Communication problems. If you’re a caregiver, communication with your loved one is crucial – it’s the only way to know if you’re giving him what he needs. But with conditions that cause cognitive problems, even basic communication may be difficult or impossible.
Children with autism often have very delayed speech and some have lifelong difficulty communicating. As MS and Parkinson’s disease progress, they can also diminish a person’s ability to talk. A parent with dementia may be able to speak clearly, but what she says may no longer make much sense.
Caregivers are often forced to guess about what their loved ones with cognitive problems want. That can leave them constantly worried that they’re missing something -- that their loved ones are trying to tell them something that they can’t understand.
Behavior problems. Though behavior problems vary according to the condition and age of the person you’re caring for, people with cognitive disorders may have trouble self-regulating their behavior. Emotional outbursts are common with many cognitive problems. At its worst, a person’s behavior can become violent and dangerous, either to you or to himself.
Cognitive Problems: Tips for Caregivers
So what are some things you can do to improve your loved one’s care – and make things easier for yourself?
Learn about the cause – and how to care for it.
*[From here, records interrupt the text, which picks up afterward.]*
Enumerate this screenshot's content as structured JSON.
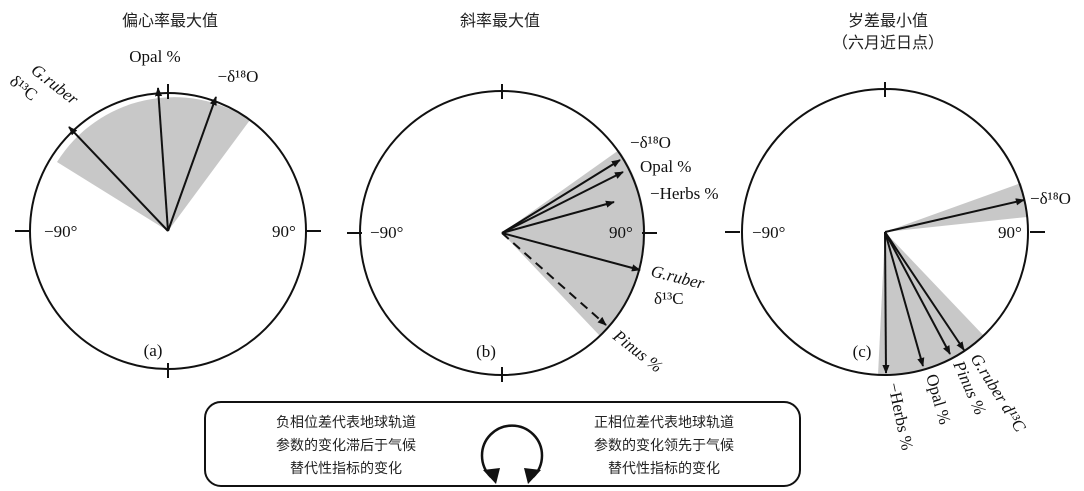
{
  "panels": [
    {
      "id": "a",
      "title": "偏心率最大值",
      "subtitle": "",
      "letter": "(a)",
      "tick_left": "−90°",
      "tick_right": "90°",
      "labels": {
        "opal": "Opal %",
        "d18o": "−δ¹⁸O",
        "gruber": "G.ruber",
        "d13c": "δ¹³C"
      }
    },
    {
      "id": "b",
      "title": "斜率最大值",
      "subtitle": "",
      "letter": "(b)",
      "tick_left": "−90°",
      "tick_right": "90°",
      "labels": {
        "d18o": "−δ¹⁸O",
        "opal": "Opal %",
        "herbs": "−Herbs %",
        "gruber": "G.ruber",
        "d13c": "δ¹³C",
        "pinus": "Pinus %"
      }
    },
    {
      "id": "c",
      "title": "岁差最小值",
      "subtitle": "（六月近日点）",
      "letter": "(c)",
      "tick_left": "−90°",
      "tick_right": "90°",
      "labels": {
        "d18o": "−δ¹⁸O",
        "herbs": "−Herbs %",
        "opal": "Opal %",
        "pinus": "Pinus %",
        "gruber": "G.ruber  d¹³C"
      }
    }
  ],
  "legend": {
    "left_line1": "负相位差代表地球轨道",
    "left_line2": "参数的变化滞后于气候",
    "left_line3": "替代性指标的变化",
    "right_line1": "正相位差代表地球轨道",
    "right_line2": "参数的变化领先于气候",
    "right_line3": "替代性指标的变化"
  },
  "colors": {
    "shade": "#c8c8c8",
    "stroke": "#111111"
  }
}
Read up on your loved one’s condition and specific caregiving strategies for it. Don’t just rely on instinct. The best caregiving approach will vary. Caring for a father with dementia will be very different from caring for a sister with cancer or a child with Down syndrome.
Create a calm environment. A person with cognitive problems can be easily overwhelmed. So do your best to create a place where she feels safe and comfortable. When your loved one is trying to concentrate on something, limit other distractions like television.
Keep things organized. This can make a big difference for your loved one with cognitive problems. A person with autism may find disorder to be stressful and overwhelming. A parent with dementia might have trouble finding things or quickly lose track of what he’s doing. Keep things uncluttered, with the essentials easy to find. Label drawers and cabinets, so your loved one knows at a glance what’s inside.
Adopt a schedule. People with cognitive problems can really benefit from a routine – it gives them something to rely on in a world that might seem confusing and chaotic.
Be open-minded. When you’re caring for a loved one with a cognitive problem, you might have to mix up your approach from time to time. Your loved one will change -- either as he grows or the disease advances – and some solutions may stop working. Don’t be too rigid to give up a tactic that’s not helping anymore.
Keep it simple. If communicating is difficult, try to keep your language basic. Don’t subject your loved one to a barrage of questions. Ask one at a time and wait for an answer. You can also break down more complex requests into single steps.
Remember that it’s the disease, not the person. Your loved one’s behavior is sure to frustrate, enrage, and hurt you sometimes. That’s natural. But try not to blame him for the changes the disease has caused in him.